My reflections prompted me to ask the question, what would a female’s experience be now coming into the industry and what makes them want to be in construction in the first place? Making a guest appearance on my blog this week is Nicola Butcher who I started following on twitter. Nicola is an 18 year old Apprentice Carpenter and I contacted her to see if she would mind answering some questions about what attracted her to work in the industry. Reading Nicola’s answers reminded me so much about me when I was younger. In her own words, ‘I’ve always been a rather practical, hands on type person, and remember doing a lot of DIY things around the house as a teenager. I built a pond in the garden at 15 as well!’
At 14 Nicola broached the subject of working in the industry to her mum who had reservations and even went for a college interview to become a beauty therapist but was turned down. She also thought about catering as an option but undertook 2 weeks work experience in carpentry and luckily was offered an apprenticeship and took it. Nicola loves what she is doing now, she has just finished carpentry and is now studying electrics and if you find her on twitter, you will see some excellent examples of her work! Again, in her own words, ‘Every day holds different opportunities for me and I have overcome many personal challenges. I love that the construction industry as a whole is becoming more accepting to females although it’s still a challenge, for guys you can walk on site and straight away you’re accepted even if you can’t do your job that well, as a girl you have to work hard-you have to do everything perfectly and prove yourself straight away. I think maybe the reason for this is although the industry as a whole’s thinking may have changed, you can’t change the thinking of people as individuals, and until we start seeing a few more women we won’t be able to change things’.

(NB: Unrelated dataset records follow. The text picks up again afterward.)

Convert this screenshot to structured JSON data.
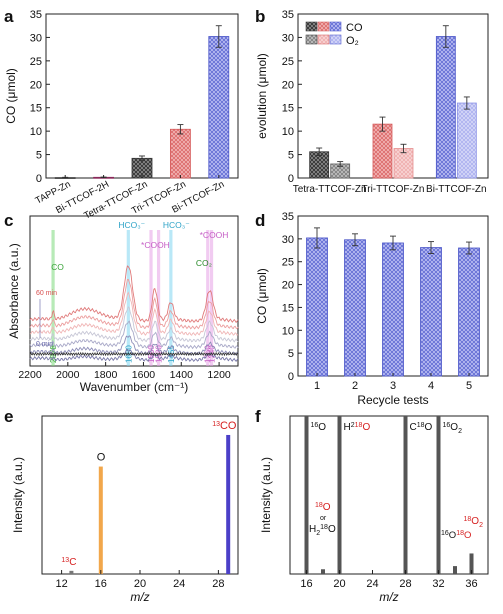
{
  "panels": {
    "a": "a",
    "b": "b",
    "c": "c",
    "d": "d",
    "e": "e",
    "f": "f"
  },
  "chart_data": [
    {
      "id": "a",
      "type": "bar",
      "ylabel": "CO (μmol)",
      "ylim": [
        0,
        35
      ],
      "yticks": [
        0,
        5,
        10,
        15,
        20,
        25,
        30,
        35
      ],
      "categories": [
        "TAPP-Zn",
        "Bi-TTCOF-2H",
        "Tetra-TTCOF-Zn",
        "Tri-TTCOF-Zn",
        "Bi-TTCOF-Zn"
      ],
      "values": [
        0.1,
        0.15,
        4.2,
        10.4,
        30.2
      ],
      "errors": [
        0.05,
        0.05,
        0.5,
        1.0,
        2.3
      ],
      "colors": [
        "#555555",
        "#8a2a5a",
        "#666666",
        "#e88a8a",
        "#6e78d8"
      ]
    },
    {
      "id": "b",
      "type": "bar",
      "ylabel": "evolution (μmol)",
      "ylim": [
        0,
        35
      ],
      "yticks": [
        0,
        5,
        10,
        15,
        20,
        25,
        30,
        35
      ],
      "categories": [
        "Tetra-TTCOF-Zn",
        "Tri-TTCOF-Zn",
        "Bi-TTCOF-Zn"
      ],
      "series": [
        {
          "name": "CO",
          "values": [
            5.6,
            11.5,
            30.2
          ],
          "errors": [
            0.8,
            1.5,
            2.3
          ]
        },
        {
          "name": "O₂",
          "values": [
            3.0,
            6.3,
            16.0
          ],
          "errors": [
            0.5,
            0.9,
            1.3
          ]
        }
      ],
      "colors": {
        "tetra": [
          "#555555",
          "#888888"
        ],
        "tri": [
          "#e37d7d",
          "#f3b8b8"
        ],
        "bi": [
          "#6e78d8",
          "#b6baf0"
        ]
      },
      "legend": "top-left"
    },
    {
      "id": "c",
      "type": "line",
      "xlabel": "Wavenumber (cm⁻¹)",
      "ylabel": "Absorbance (a.u.)",
      "xlim": [
        2200,
        1100
      ],
      "xticks": [
        2200,
        2000,
        1800,
        1600,
        1400,
        1200
      ],
      "annotations": {
        "co": "CO",
        "co2": "CO₂",
        "hco3_a": "HCO₃⁻",
        "hco3_b": "HCO₃⁻",
        "cooh_a": "*COOH",
        "cooh_b": "*COOH",
        "t_start": "60 min",
        "t_end": "0 min"
      },
      "bands": [
        {
          "label": "2078",
          "x": 2078,
          "color": "#7bd97b"
        },
        {
          "label": "1680",
          "x": 1680,
          "color": "#7fd6f0"
        },
        {
          "label": "1560",
          "x": 1560,
          "color": "#e6a0e6"
        },
        {
          "label": "1520",
          "x": 1520,
          "color": "#e6a0e6"
        },
        {
          "label": "1455",
          "x": 1455,
          "color": "#7fd6f0"
        },
        {
          "label": "1260",
          "x": 1260,
          "color": "#e6a0e6"
        },
        {
          "label": "1240",
          "x": 1240,
          "color": "#e6a0e6"
        }
      ],
      "series_colors": [
        "#e07a7a",
        "#ec9e9e",
        "#f0b6b6",
        "#c7c7d6",
        "#a9a9c8",
        "#8d8db8",
        "#7878a8"
      ]
    },
    {
      "id": "d",
      "type": "bar",
      "xlabel": "Recycle tests",
      "ylabel": "CO (μmol)",
      "ylim": [
        0,
        35
      ],
      "yticks": [
        0,
        5,
        10,
        15,
        20,
        25,
        30,
        35
      ],
      "categories": [
        "1",
        "2",
        "3",
        "4",
        "5"
      ],
      "values": [
        30.2,
        29.8,
        29.1,
        28.1,
        28.0
      ],
      "errors": [
        2.2,
        1.3,
        1.5,
        1.3,
        1.3
      ],
      "color": "#6e78d8"
    },
    {
      "id": "e",
      "type": "bar",
      "xlabel": "m/z",
      "ylabel": "Intensity (a.u.)",
      "xlim": [
        10,
        30
      ],
      "xticks": [
        12,
        16,
        20,
        24,
        28
      ],
      "values": [
        {
          "x": 13,
          "y": 0.02,
          "color": "#777777"
        },
        {
          "x": 16,
          "y": 0.68,
          "color": "#f2a74b"
        },
        {
          "x": 29,
          "y": 0.88,
          "color": "#4b3fc8"
        }
      ],
      "labels": {
        "c13": "13",
        "c13_el": "C",
        "o": "O",
        "co13": "13",
        "co13_el": "CO"
      }
    },
    {
      "id": "f",
      "type": "bar",
      "xlabel": "m/z",
      "ylabel": "Intensity (a.u.)",
      "xlim": [
        14,
        38
      ],
      "xticks": [
        16,
        20,
        24,
        28,
        32,
        36
      ],
      "values": [
        {
          "x": 16,
          "y": 1.0
        },
        {
          "x": 18,
          "y": 0.03
        },
        {
          "x": 20,
          "y": 1.0
        },
        {
          "x": 28,
          "y": 1.0
        },
        {
          "x": 32,
          "y": 1.0
        },
        {
          "x": 34,
          "y": 0.05
        },
        {
          "x": 36,
          "y": 0.13
        }
      ],
      "color": "#555555",
      "labels": {
        "o16": "O",
        "o16_sup": "16",
        "h2o18_pre": "H",
        "h2o18_sub": "2",
        "h2o18_sup": "18",
        "h2o18_el": "O",
        "co18_pre": "C",
        "co18_sup": "18",
        "co18_el": "O",
        "o32_sup": "16",
        "o32_el": "O",
        "o32_sub": "2",
        "o18_sup": "18",
        "o18_el": "O",
        "or": "or",
        "h2o_pre": "H",
        "h2o_sub": "2",
        "h2o_sup": "18",
        "h2o_el": "O",
        "o34_sup1": "16",
        "o34_el1": "O",
        "o34_sup2": "18",
        "o34_el2": "O",
        "o36_sup": "18",
        "o36_el": "O",
        "o36_sub": "2"
      }
    }
  ]
}
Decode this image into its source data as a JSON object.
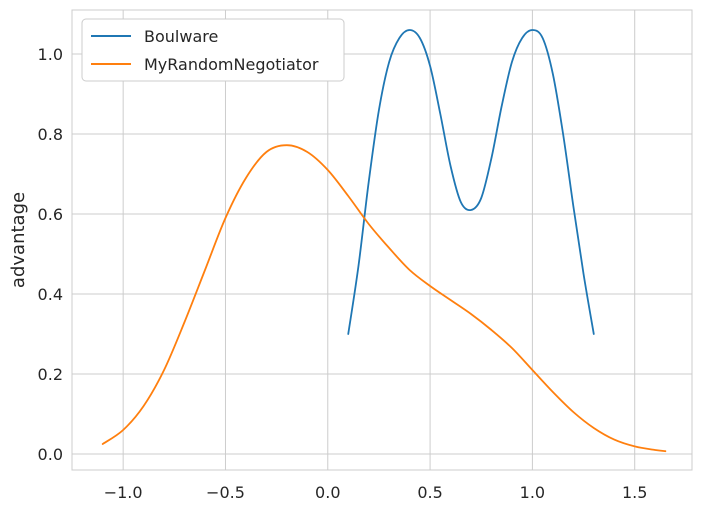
{
  "chart_data": {
    "type": "line",
    "title": "",
    "xlabel": "",
    "ylabel": "advantage",
    "xlim": [
      -1.25,
      1.78
    ],
    "ylim": [
      -0.04,
      1.11
    ],
    "xticks": [
      -1.0,
      -0.5,
      0.0,
      0.5,
      1.0,
      1.5
    ],
    "xtick_labels": [
      "−1.0",
      "−0.5",
      "0.0",
      "0.5",
      "1.0",
      "1.5"
    ],
    "yticks": [
      0.0,
      0.2,
      0.4,
      0.6,
      0.8,
      1.0
    ],
    "ytick_labels": [
      "0.0",
      "0.2",
      "0.4",
      "0.6",
      "0.8",
      "1.0"
    ],
    "grid": true,
    "legend_position": "top-left",
    "series": [
      {
        "name": "Boulware",
        "color": "#1f77b4",
        "points": [
          [
            0.1,
            0.3
          ],
          [
            0.15,
            0.47
          ],
          [
            0.2,
            0.68
          ],
          [
            0.25,
            0.86
          ],
          [
            0.3,
            0.98
          ],
          [
            0.35,
            1.04
          ],
          [
            0.4,
            1.06
          ],
          [
            0.45,
            1.04
          ],
          [
            0.5,
            0.97
          ],
          [
            0.55,
            0.85
          ],
          [
            0.6,
            0.72
          ],
          [
            0.65,
            0.63
          ],
          [
            0.7,
            0.61
          ],
          [
            0.75,
            0.64
          ],
          [
            0.8,
            0.74
          ],
          [
            0.85,
            0.87
          ],
          [
            0.9,
            0.98
          ],
          [
            0.95,
            1.04
          ],
          [
            1.0,
            1.06
          ],
          [
            1.05,
            1.04
          ],
          [
            1.1,
            0.95
          ],
          [
            1.15,
            0.8
          ],
          [
            1.2,
            0.62
          ],
          [
            1.25,
            0.45
          ],
          [
            1.3,
            0.3
          ]
        ]
      },
      {
        "name": "MyRandomNegotiator",
        "color": "#ff7f0e",
        "points": [
          [
            -1.1,
            0.025
          ],
          [
            -1.0,
            0.06
          ],
          [
            -0.9,
            0.12
          ],
          [
            -0.8,
            0.21
          ],
          [
            -0.7,
            0.33
          ],
          [
            -0.6,
            0.46
          ],
          [
            -0.5,
            0.59
          ],
          [
            -0.4,
            0.69
          ],
          [
            -0.3,
            0.755
          ],
          [
            -0.2,
            0.772
          ],
          [
            -0.1,
            0.755
          ],
          [
            0.0,
            0.71
          ],
          [
            0.1,
            0.645
          ],
          [
            0.2,
            0.575
          ],
          [
            0.3,
            0.515
          ],
          [
            0.4,
            0.46
          ],
          [
            0.5,
            0.42
          ],
          [
            0.6,
            0.385
          ],
          [
            0.7,
            0.35
          ],
          [
            0.8,
            0.31
          ],
          [
            0.9,
            0.265
          ],
          [
            1.0,
            0.21
          ],
          [
            1.1,
            0.155
          ],
          [
            1.2,
            0.105
          ],
          [
            1.3,
            0.065
          ],
          [
            1.4,
            0.036
          ],
          [
            1.5,
            0.019
          ],
          [
            1.6,
            0.01
          ],
          [
            1.65,
            0.007
          ]
        ]
      }
    ]
  }
}
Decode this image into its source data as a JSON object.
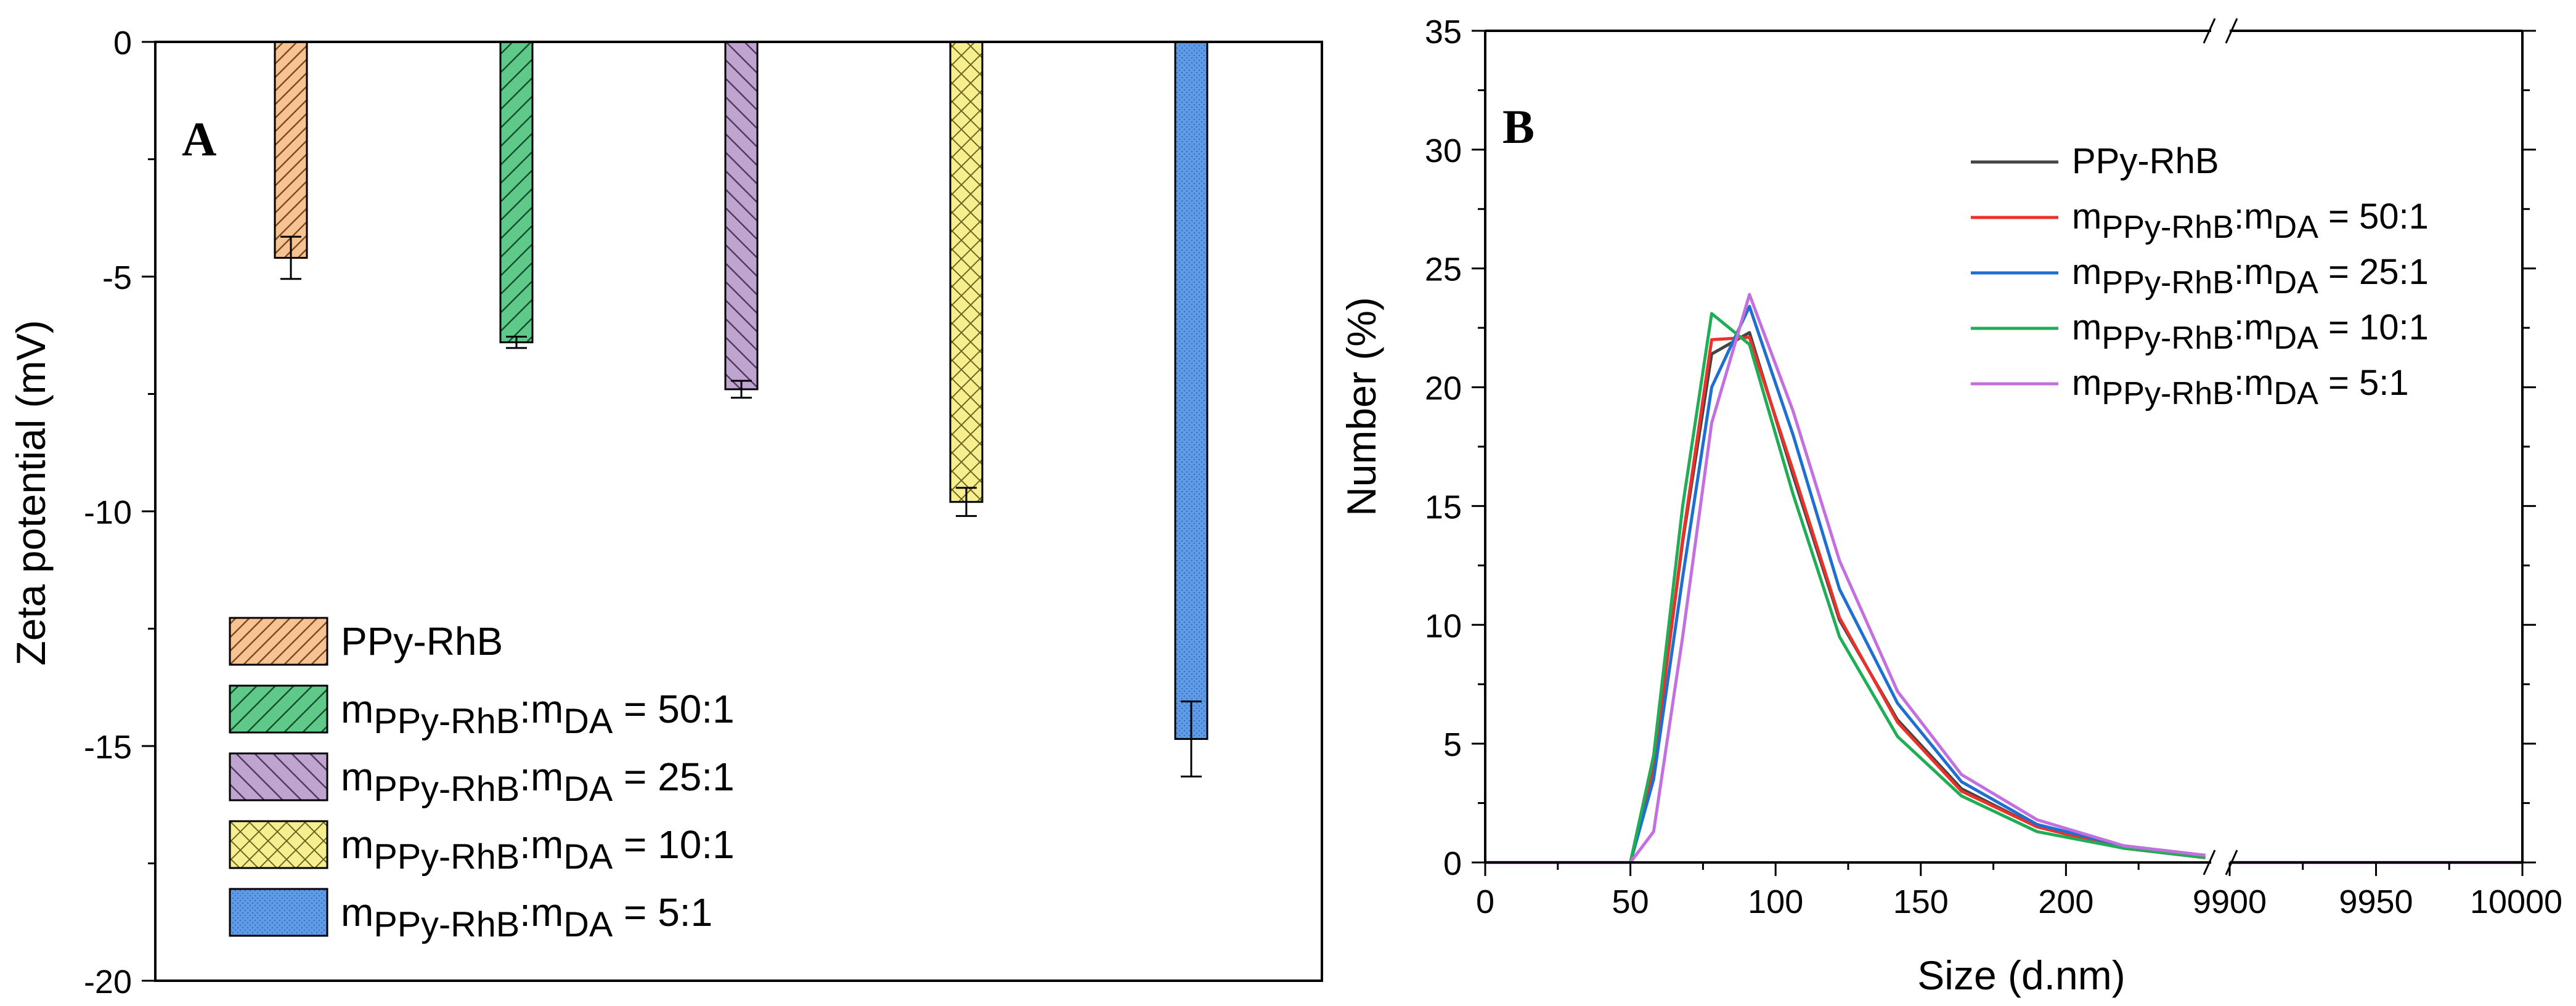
{
  "chart_data": [
    {
      "id": "A",
      "type": "bar",
      "panel_label": "A",
      "ylabel": "Zeta potential (mV)",
      "xlabel": "",
      "ylim": [
        -20,
        0
      ],
      "yticks": [
        "0",
        "-5",
        "-10",
        "-15",
        "-20"
      ],
      "categories": [
        "PPy-RhB",
        "mPPy-RhB:mDA = 50:1",
        "mPPy-RhB:mDA = 25:1",
        "mPPy-RhB:mDA = 10:1",
        "mPPy-RhB:mDA = 5:1"
      ],
      "values": [
        -4.6,
        -6.4,
        -7.4,
        -9.8,
        -14.85
      ],
      "errors": [
        0.45,
        0.12,
        0.18,
        0.3,
        0.8
      ],
      "legend": [
        "PPy-RhB",
        "mPPy-RhB:mDA = 50:1",
        "mPPy-RhB:mDA = 25:1",
        "mPPy-RhB:mDA = 10:1",
        "mPPy-RhB:mDA = 5:1"
      ],
      "colors": [
        "#f7c393",
        "#5fc98a",
        "#bfa4cf",
        "#f7ef8f",
        "#5e9be9"
      ],
      "hatches": [
        "diag-right",
        "diag-right",
        "diag-left",
        "cross",
        "dots"
      ],
      "legend_position": "bottom-left"
    },
    {
      "id": "B",
      "type": "line",
      "panel_label": "B",
      "ylabel": "Number (%)",
      "xlabel": "Size (d.nm)",
      "ylim": [
        0,
        35
      ],
      "yticks": [
        "0",
        "5",
        "10",
        "15",
        "20",
        "25",
        "30",
        "35"
      ],
      "xticks_left": [
        "0",
        "50",
        "100",
        "150",
        "200",
        "9900"
      ],
      "xticks_right": [
        "9950",
        "10000"
      ],
      "axis_break": "x",
      "legend_position": "top-right",
      "series": [
        {
          "name": "PPy-RhB",
          "color": "#444444",
          "x": [
            0,
            50,
            58,
            68,
            78,
            91,
            106,
            122,
            142,
            164,
            190,
            220,
            248
          ],
          "y": [
            0,
            0,
            4.1,
            13.5,
            21.4,
            22.3,
            16.3,
            10.2,
            6.0,
            3.1,
            1.5,
            0.6,
            0.2
          ]
        },
        {
          "name": "mPPy-RhB:mDA = 50:1",
          "color": "#e8322a",
          "x": [
            0,
            50,
            58,
            68,
            78,
            91,
            106,
            122,
            142,
            164,
            190,
            220,
            248
          ],
          "y": [
            0,
            0,
            4.0,
            13.6,
            22.0,
            22.1,
            16.5,
            10.3,
            5.9,
            3.0,
            1.5,
            0.6,
            0.2
          ]
        },
        {
          "name": "mPPy-RhB:mDA = 25:1",
          "color": "#1f6fd1",
          "x": [
            0,
            50,
            58,
            68,
            78,
            91,
            106,
            122,
            142,
            164,
            190,
            220,
            248
          ],
          "y": [
            0,
            0,
            3.5,
            12.0,
            20.0,
            23.4,
            18.0,
            11.5,
            6.7,
            3.4,
            1.6,
            0.7,
            0.3
          ]
        },
        {
          "name": "mPPy-RhB:mDA = 10:1",
          "color": "#1fae55",
          "x": [
            0,
            50,
            58,
            68,
            78,
            91,
            106,
            122,
            142,
            164,
            190,
            220,
            248
          ],
          "y": [
            0,
            0,
            4.5,
            15.0,
            23.1,
            21.8,
            15.5,
            9.5,
            5.3,
            2.8,
            1.3,
            0.6,
            0.2
          ]
        },
        {
          "name": "mPPy-RhB:mDA = 5:1",
          "color": "#c46fe0",
          "x": [
            0,
            50,
            58,
            68,
            78,
            91,
            106,
            122,
            142,
            164,
            190,
            220,
            248
          ],
          "y": [
            0,
            0,
            1.3,
            9.5,
            18.5,
            23.9,
            19.0,
            12.7,
            7.2,
            3.7,
            1.8,
            0.7,
            0.3
          ]
        }
      ],
      "right_segment": {
        "x": [
          9900,
          10000
        ],
        "y": [
          0,
          0
        ],
        "color": "#c46fe0"
      }
    }
  ]
}
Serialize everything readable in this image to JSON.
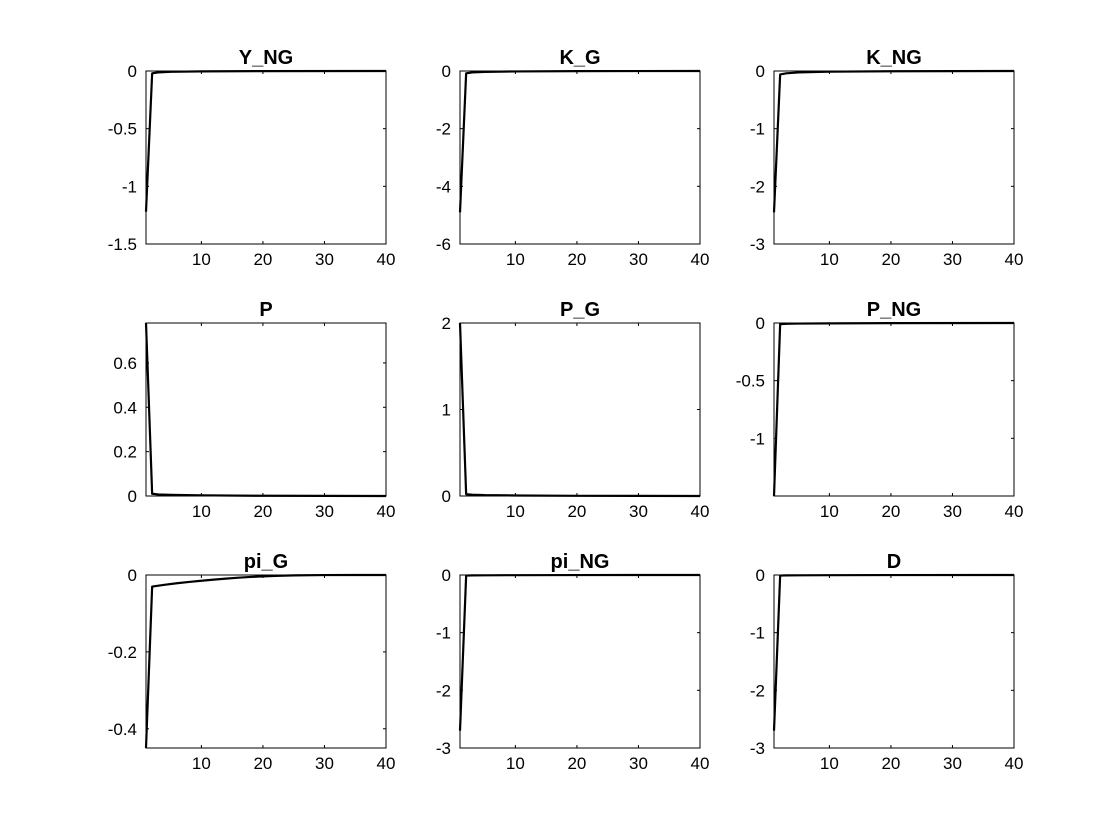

Finally, in answer to my question would she recommend it as a career, Nicola’s response was, ‘I would definitely recommend it as a career, you have to be determined and seemingly without weakness, but it is possible! Definitely for women there is a market out there and it’s a great career’.
Wise words from Nicola. This also links in to a book I’m reading at the moment by Sheryl Sandberg, COO of Facebook, in ‘Lean In – Women, Work and the Will To Lead’ Sheryl makes reference to a 2011 McKinsey report in the US which noted that, ‘men are promoted based on potential, while women are promoted based on past accomplishments’.
Whether you are male or female, work should be about doing something you love and my utopia is that we all find roles we feel passionately about because we spend so long doing it! We definitely need to do more to spread the word in schools to encourage more young women into the industry and also change the perception that to compete with the boys we cannot show weakness and we have to be perfect.
I know there is a big push in general to attract young people into the industry and having recently been selected as an RICS Regional Board Member and a regional committee member for the Construction Industry Council I will be doing my best to spread the word about the cracking jobs for the girls in our industry.